Alexis Oakley tries to gain approval from others by showing that she is worthy of their affection. Nevertheless, her pessimism remains, and the severe taboos she unconsciously places on herself sometimes keep her from developing quickly.

Alexis Oakley is sometimes afraid to love. The world of her feelings is characterized by a certain chill and restraint. But she is not unfeeling; on the contrary, her sensitivity is so delicate that she is careful to protect it. Her determination to maintain control of her feelings and force her emotions to obey the laws of reason may stand in the way of intimacy and joy.

Alexis Oakley’s birth chart indicates that she has an emotional function which is usually expressed carefully and reasonably. She distrusts her emotional urges and tends to be wary of her feelings, trying to rid herself of all partiality and get some perspective and distance before making an emotional commitment.

Alexis Oakley is a person who is comfortable in the workplace but not so much in love. Her desire to progress and her taste for power give her wings, but she knows that she can’t stay repressed indefinitely and that she will only be truly happy if she has an intimate bond with someone.

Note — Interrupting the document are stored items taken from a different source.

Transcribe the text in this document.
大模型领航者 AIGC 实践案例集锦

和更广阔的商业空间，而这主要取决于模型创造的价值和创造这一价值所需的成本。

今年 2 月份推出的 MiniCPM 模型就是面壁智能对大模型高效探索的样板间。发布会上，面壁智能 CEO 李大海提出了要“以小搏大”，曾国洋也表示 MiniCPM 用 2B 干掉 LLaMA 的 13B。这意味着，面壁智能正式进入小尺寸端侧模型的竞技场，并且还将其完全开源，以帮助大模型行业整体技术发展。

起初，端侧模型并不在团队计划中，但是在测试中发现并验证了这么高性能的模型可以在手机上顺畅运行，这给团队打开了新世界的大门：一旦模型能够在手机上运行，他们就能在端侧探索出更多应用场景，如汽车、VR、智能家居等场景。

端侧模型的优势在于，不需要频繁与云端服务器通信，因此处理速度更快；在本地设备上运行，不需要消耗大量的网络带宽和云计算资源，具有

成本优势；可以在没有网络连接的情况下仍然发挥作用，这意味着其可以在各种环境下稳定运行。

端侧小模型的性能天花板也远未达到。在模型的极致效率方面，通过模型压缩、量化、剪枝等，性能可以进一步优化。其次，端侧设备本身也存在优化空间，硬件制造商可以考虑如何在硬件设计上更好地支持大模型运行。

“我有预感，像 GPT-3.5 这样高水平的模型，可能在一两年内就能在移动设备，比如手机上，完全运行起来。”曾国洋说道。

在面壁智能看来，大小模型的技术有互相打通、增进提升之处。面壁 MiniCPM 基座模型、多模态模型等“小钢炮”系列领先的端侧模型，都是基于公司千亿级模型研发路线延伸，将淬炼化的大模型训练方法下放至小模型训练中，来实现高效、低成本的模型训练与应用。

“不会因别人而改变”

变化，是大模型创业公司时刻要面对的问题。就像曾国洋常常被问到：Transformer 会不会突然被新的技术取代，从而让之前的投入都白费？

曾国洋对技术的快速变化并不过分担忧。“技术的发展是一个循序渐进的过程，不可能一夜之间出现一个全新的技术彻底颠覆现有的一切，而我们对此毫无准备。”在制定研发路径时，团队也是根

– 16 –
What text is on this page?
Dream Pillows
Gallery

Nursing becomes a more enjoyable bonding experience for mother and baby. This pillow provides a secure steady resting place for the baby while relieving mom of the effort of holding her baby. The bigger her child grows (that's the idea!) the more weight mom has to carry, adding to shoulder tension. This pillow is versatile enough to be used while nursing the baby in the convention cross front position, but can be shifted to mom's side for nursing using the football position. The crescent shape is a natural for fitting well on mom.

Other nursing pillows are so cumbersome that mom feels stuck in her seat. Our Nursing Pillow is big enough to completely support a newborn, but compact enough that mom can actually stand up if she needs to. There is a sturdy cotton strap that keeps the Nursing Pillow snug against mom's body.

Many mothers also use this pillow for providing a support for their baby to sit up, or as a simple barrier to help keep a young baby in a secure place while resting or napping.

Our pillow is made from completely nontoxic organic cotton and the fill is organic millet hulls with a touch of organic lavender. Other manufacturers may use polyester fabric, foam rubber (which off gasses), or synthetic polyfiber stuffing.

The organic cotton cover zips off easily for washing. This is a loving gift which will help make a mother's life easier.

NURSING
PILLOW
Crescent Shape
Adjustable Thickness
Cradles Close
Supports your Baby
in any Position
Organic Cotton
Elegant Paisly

Alexis Oakley is sensible and level-headed on the outside, but on the inside she dreams of a devoted admirer who will carry her off, far from home and who, most of all, will cure her latent emotional depression. But real life is more mundane and she may end up with a partner who won’t share the burden of practical constraints and responsibilities and chases after adventure. Maturity will help her to make a second relationship a happier one.

Alexis Oakley has the fiery, importunate nature of a fervent lover. Indeed, affairs of the heart are one of her main purposes in life. Her personal charm and magnetism give her nearly irresistible powers of seduction, and nearly every one of her well-aimed attempts at conquest leads to the fulfillment and satisfaction of her desires. Due to her impulsiveness and impatience to initiate new encounters, her approach to members of the other sex may sometimes lack delicacy.

Alexis Oakley

Alexis Oakley tries to shun subjectivity and be as objective as possible. Her thoughts are usually structured, and her reasoning, based on objective facts or experience, usually relates to practical goals.

Alexis Oakley has a great deal of intuition but sometimes has problems organizing her thought processes and making an intellectual commitment. The concepts of boundary and structure are inimical to her mind, which is open and all-encompassing, premonitory, and web-like. Her thoughts may be verbally indeterminate, vague, and ill defined. She tends to understand or sense things globally, without always noticing their component parts. Usually, she can’t see the trees for the forest. In daily life, although her perceptions are lively and subtle, she may display a kind of absent-mindedness, out of a fear of annoying people with her shrewdness or of fighting to assert herself. Her imagination sometimes escapes from the confines of logic, cringing from a confrontation with reality. This unwillingness to face the real world may cause relationship or career challenges.